Primatolog Tobias Deschner, “Gözlemlerimiz, şempanzelerin düzenli olarak böcekleri yakalayıp açık yaralara uyguladığına dair ilk kanıtı sağlıyor. Şimdi böyle şaşırtıcı bir davranışın potansiyel yararlı sonuçlarını araştırmayı amaçlıyoruz.” diyor.

O sırada projede gönüllü olan Alessandra Mascaro, ilk gözlemini hatırlıyor: “2019’da Suzee adında bir dişi şempanzeyi takip ediyordum ve onun ergen oğlu Sia’nın yaralı ayağına yönelmesini izledim. Dudaklarının arasında Sia’nın ayağındaki yaraya uyguladığı bir şey olduğunu fark ettim. O akşamın ilerleyen saatlerinde videolarımı yeniden izledim ve Suzee’nin önce dudaklarının arasına koyduğu bir şeyi yakalamak için uzandığını ve ardından doğrudan Sia’nın ayağındaki açık yaranın üzerine sürdüğünü gördüm. Bu gözlemleri ve davranışın olası işlevini ekip üyeleriyle tartışırken, daha önce böyle bir davranış görmediğimizi ve daha önce hiç belgelenmediğini fark ettik.”

Ozouga Şempanze Projesi ve Osnabrück’ten yazarlar, uygulanan böceklerin anti-inflamatuar veya antiseptik özelliklere sahip olabileceğini öne sürüyorlar.

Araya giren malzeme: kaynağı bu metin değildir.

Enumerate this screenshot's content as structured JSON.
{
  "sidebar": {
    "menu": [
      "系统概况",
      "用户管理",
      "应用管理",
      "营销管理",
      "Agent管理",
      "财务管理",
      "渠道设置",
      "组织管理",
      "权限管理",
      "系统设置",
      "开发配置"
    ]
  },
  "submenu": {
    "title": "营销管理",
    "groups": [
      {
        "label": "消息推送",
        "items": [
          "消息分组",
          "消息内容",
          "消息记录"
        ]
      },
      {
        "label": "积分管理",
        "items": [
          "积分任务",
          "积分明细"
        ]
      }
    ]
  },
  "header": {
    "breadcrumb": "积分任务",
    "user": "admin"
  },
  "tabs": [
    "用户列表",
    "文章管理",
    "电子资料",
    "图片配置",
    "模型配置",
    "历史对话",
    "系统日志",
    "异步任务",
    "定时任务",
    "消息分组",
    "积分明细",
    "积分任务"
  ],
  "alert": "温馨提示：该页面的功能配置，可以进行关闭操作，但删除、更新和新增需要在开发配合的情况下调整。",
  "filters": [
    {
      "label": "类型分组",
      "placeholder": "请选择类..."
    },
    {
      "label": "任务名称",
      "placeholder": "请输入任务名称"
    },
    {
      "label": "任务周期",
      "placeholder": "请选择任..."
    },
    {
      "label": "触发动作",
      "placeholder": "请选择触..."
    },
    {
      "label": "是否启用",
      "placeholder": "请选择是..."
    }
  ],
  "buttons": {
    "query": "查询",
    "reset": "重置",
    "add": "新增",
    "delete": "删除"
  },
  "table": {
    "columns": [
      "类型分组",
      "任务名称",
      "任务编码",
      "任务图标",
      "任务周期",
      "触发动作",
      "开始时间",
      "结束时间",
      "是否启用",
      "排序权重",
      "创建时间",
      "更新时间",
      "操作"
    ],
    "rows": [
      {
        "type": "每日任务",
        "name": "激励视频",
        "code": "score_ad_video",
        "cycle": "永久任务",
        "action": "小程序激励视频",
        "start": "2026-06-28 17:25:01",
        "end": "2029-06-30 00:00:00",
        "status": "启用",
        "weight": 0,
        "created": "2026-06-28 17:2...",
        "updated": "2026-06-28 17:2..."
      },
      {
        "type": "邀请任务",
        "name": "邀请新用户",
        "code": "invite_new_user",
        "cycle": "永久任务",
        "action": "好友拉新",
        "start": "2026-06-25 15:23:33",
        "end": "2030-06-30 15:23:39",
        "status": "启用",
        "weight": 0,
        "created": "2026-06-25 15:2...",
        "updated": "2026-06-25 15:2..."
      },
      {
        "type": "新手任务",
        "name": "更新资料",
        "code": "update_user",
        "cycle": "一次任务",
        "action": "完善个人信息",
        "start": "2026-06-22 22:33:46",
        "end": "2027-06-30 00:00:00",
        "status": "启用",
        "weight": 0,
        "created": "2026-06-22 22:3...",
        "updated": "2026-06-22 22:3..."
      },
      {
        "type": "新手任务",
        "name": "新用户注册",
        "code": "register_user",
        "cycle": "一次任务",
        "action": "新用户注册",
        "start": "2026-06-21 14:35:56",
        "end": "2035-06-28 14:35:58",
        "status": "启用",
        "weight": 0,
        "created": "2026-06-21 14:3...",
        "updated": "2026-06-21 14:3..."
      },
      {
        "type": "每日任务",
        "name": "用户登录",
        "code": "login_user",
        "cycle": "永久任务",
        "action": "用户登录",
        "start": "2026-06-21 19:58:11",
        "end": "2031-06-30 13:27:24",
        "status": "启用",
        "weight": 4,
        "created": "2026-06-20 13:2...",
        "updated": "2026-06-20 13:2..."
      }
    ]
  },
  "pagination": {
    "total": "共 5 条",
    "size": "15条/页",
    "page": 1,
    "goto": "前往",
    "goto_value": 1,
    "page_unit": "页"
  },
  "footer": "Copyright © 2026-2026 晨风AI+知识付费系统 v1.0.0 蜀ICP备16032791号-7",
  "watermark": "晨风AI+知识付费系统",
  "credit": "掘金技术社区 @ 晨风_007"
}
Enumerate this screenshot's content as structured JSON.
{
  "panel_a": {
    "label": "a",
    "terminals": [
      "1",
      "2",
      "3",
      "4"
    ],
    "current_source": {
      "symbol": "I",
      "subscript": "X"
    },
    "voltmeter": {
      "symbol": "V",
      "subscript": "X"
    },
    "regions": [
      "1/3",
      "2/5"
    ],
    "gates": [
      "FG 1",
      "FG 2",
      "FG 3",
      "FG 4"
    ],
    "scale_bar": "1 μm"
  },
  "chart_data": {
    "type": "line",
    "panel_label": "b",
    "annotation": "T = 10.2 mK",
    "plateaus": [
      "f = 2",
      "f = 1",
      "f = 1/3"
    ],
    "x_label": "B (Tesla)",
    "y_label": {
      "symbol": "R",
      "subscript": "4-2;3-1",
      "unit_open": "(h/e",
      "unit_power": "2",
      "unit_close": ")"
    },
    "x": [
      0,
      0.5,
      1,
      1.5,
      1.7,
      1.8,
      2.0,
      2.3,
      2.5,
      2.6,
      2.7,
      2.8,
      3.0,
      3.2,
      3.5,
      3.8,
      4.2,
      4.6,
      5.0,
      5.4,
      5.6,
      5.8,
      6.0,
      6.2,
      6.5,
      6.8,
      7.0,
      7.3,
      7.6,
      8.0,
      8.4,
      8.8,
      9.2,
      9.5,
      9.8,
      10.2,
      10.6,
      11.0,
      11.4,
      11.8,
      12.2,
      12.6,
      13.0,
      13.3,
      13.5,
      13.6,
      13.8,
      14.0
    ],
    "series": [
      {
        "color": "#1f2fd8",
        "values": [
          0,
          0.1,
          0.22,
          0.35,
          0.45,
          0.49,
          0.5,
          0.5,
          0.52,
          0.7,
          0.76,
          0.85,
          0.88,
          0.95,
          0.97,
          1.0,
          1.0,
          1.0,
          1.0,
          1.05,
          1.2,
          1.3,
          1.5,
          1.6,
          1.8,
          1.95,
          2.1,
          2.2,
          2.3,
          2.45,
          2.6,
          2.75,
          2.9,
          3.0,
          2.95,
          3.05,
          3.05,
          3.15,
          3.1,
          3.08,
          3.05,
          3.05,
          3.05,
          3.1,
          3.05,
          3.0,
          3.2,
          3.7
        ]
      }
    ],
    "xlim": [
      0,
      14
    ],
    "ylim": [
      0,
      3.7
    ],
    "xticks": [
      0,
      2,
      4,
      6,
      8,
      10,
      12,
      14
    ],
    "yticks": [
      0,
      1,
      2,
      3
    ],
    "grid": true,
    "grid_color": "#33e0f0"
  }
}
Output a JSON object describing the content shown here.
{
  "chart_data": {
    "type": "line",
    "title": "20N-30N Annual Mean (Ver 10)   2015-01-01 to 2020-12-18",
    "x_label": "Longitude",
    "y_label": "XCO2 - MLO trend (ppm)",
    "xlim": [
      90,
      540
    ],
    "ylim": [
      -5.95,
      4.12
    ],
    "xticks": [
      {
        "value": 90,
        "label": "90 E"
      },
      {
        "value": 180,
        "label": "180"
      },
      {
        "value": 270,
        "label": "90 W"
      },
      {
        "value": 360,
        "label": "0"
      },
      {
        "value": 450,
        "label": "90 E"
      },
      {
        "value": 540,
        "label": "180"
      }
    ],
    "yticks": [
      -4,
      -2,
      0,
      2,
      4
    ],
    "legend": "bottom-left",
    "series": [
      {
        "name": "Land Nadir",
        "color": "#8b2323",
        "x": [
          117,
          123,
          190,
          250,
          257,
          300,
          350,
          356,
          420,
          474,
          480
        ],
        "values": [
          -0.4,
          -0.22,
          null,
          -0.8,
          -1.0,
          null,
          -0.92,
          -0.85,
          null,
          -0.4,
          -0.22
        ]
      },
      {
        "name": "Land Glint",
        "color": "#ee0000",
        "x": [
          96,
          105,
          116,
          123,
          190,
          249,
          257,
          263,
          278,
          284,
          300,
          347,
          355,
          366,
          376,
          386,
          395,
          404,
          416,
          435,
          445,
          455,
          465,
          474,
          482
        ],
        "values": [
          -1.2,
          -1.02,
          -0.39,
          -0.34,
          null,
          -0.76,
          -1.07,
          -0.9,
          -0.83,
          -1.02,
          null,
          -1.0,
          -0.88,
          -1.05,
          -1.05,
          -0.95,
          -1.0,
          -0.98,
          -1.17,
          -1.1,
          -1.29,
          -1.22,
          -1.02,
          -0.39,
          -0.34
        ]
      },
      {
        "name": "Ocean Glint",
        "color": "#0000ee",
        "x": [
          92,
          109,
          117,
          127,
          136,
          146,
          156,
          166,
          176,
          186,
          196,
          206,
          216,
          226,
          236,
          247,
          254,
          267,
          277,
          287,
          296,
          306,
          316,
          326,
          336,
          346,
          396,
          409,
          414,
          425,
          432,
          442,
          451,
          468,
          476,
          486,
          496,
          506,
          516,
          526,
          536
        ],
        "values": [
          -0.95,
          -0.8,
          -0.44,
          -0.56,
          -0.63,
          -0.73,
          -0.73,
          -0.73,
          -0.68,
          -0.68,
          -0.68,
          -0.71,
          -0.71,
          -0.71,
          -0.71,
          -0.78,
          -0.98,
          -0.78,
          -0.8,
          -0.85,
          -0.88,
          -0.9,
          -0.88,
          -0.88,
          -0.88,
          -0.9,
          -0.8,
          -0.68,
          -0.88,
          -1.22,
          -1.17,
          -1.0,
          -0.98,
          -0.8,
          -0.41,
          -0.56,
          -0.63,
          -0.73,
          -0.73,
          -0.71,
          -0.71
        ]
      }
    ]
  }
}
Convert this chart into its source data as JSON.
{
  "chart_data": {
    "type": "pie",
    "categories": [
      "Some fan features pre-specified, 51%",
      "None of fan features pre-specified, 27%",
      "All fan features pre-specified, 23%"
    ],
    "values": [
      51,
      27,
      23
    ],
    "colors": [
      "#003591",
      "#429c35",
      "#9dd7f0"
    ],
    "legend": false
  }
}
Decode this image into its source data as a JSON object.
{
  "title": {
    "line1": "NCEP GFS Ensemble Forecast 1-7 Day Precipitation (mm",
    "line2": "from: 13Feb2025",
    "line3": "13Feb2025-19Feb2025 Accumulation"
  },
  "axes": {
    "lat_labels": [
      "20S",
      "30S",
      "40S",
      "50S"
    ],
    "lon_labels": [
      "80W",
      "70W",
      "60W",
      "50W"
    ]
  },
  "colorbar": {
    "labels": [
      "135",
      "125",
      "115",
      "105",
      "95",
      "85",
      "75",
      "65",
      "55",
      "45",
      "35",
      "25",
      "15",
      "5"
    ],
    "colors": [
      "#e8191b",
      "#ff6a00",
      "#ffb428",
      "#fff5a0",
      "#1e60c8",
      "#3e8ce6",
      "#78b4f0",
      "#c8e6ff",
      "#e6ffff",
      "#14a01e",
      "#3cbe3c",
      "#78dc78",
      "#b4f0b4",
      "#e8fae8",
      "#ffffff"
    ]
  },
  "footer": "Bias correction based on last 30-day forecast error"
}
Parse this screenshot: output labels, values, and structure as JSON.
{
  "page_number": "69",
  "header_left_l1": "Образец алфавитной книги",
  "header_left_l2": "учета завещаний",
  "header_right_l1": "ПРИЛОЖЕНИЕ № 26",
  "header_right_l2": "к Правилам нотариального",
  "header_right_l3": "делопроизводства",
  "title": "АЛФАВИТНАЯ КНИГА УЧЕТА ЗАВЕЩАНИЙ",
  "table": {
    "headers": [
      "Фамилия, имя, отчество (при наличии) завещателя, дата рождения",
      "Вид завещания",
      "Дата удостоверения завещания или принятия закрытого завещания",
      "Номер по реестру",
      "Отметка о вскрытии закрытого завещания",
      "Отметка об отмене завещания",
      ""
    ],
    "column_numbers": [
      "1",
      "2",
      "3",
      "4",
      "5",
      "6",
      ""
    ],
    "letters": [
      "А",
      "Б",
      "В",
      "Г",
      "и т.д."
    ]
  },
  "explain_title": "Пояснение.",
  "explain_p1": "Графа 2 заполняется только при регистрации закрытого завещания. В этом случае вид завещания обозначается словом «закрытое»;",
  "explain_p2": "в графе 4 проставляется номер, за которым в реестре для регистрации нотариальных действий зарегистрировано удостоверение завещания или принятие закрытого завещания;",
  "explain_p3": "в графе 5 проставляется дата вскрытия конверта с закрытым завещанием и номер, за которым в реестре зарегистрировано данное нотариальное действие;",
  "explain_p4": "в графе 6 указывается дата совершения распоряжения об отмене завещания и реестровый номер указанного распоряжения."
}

Böceklerin tedavi amaçlı kullanımı insanlarda MÖ 1400’e kadar uzanmaktadır ve bilimsel olarak kanıtlanmış antibiyotik ve anti-viral etkileri olan çeşitli böcek türlerini kapsayan insan popülasyonları arasında hala popüler.

Alternatif olarak başka bir açıklama, böyle bir davranışın herhangi bir yararlı sonucu olmaması, ancak yerel şempanze kültürünün bir parçası olduğunu içeriyor. Tıpkı insan toplumlarında çok sayıda tıbbi tedavinin olduğu gibi.

Pika, “Benim için şempanzelerin bilişsel becerileriyle ilgilenen biri olarak, bireylerin sadece kendilerinin değil, akraba olmayan diğer bireylerin de yaralarını tedavi etmelerine tanık olmak özellikle çarpıcıydı. Bu tür açık toplum yanlısı davranış örnekleri, insan olmayan türlerde nadiren gözlemlenir, ancak bu gözlemler artık şüphecileri de ikna edebilir.” diyor.

Bir sonraki adım olarak araştırmacılar, türleri tanımlamak için kalan böcek parçalarını kurtarmayı ve ardından potansiyel farmasötik özellikleri araştıran biyo-tahlilleri gerçekleştirmeyi hedefliyor. Ayrıca ekip, “tedavinin” ana aktörleri ve ana alıcılarının kimler olduğu gibi davranışın sosyal boyutuna ve bunun iletilmesine izin veren sosyal öğrenme süreçlerine de odaklanacak.

Deschner, “Vahşi şempanzeler üzerinde onlarca yıl süren araştırmalardan sonra hala beklenmedik yeni davranışlarla bizi şaşırtmalarını görmek büyüleyici. Çalışmamız, yaşayan en yakın akrabalarımız hakkında keşfedilecek çok şey olduğunu ve bu nedenle onları doğal ortamlarında korumak için hala çok daha fazla çaba sarf etmemiz gerektiğini gösteriyor.” diyor.